In other words, people will not violate their core sense of morality just because they are given a hypnotic suggestion to do so. He also characterized hypnosis as something the patient does internally, rather than allowing someone else to control the subject’s mind.
That said, however, hypnosis is definitely a powerful tool—one that requires considerable knowledge and education to utilize effectively and safely.
The premier organization in the United States for training professionals in the therapeutic use of hypnosis is the American Society for Clinical Hypnosis (ASCH).
ASCH provides clinical workshops and training for professionals in the medical and mental health fields. In order to enroll in their workshops, one needs either an advanced degree in a mental health field (such as psychology or social work) or a medical degree (MD, DDS, RN). ASCH’s approach to training is the best standard of training for hypnosis.

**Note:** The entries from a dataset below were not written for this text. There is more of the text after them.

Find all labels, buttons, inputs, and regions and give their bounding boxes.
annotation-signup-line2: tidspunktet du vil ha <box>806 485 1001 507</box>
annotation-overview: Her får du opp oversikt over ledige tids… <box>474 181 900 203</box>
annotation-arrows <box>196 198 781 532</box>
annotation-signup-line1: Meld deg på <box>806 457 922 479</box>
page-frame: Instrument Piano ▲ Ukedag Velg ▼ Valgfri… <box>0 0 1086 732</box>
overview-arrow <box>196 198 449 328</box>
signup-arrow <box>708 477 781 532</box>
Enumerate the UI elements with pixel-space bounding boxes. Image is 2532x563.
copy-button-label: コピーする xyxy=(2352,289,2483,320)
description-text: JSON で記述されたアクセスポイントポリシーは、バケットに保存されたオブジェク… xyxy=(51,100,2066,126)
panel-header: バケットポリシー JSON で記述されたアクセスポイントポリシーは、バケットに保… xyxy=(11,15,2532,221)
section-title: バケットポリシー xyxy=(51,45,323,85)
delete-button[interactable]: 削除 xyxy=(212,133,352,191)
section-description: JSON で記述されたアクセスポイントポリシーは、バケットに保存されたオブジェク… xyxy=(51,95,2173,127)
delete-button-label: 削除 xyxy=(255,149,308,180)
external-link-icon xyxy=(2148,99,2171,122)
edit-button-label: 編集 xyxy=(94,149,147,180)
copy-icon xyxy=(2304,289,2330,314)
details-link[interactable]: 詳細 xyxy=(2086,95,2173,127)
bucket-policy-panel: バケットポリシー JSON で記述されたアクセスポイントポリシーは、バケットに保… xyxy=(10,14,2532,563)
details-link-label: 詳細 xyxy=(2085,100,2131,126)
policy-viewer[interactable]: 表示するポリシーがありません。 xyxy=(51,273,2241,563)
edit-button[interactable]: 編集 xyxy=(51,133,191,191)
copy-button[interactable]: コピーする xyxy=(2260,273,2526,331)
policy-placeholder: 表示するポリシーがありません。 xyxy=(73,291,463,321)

There are also a few graduate programs that offer at least some training in hypnosis as a part of the coursework for master’s or doctoral degree programs.
One program of note is that of Washington State University, which offers two graduate-level courses on hypnosis as a part of the counseling psychology program.
In addition, Argosy University’s Schaumburg campus boasts coursework that is approved by ASCH for beginner, intermediate, and advanced levels of training.
Additional information about hypnosis coursework and training can be found through the American Psychological Association’s Division 30—The Society of Psychological Hypnosis.
Finally, there are a number of certification programs that teach hypnosis to lay persons only. However, hypnosis is a complex phenomenon, and an awareness of many psychological factors that can affect it is important to use it safely and effectively in a clinical setting.
For this reason, a practitioner who has received training from ASCH, SCEH, or the Milton Erickson Foundation—and who has an advanced degree—would be better able to appreciate the complexity of hypnosis and other important psychological factors.
In summary, much evidence suggests that hypnosis, if done right within a broader therapeutic context, can lead to significant benefits for health and personal growth.
Although not a cure-all, hypnosis is a powerful therapeutic tool, which—in order to be safe and effective—needs to be applied within a larger framework of clinical experience and conceptual understanding.
Get yourself a standard degree as a medical, counseling, or social work professional, and then go for additional training in hypnosis through one of the professional hypnosis societies listed above.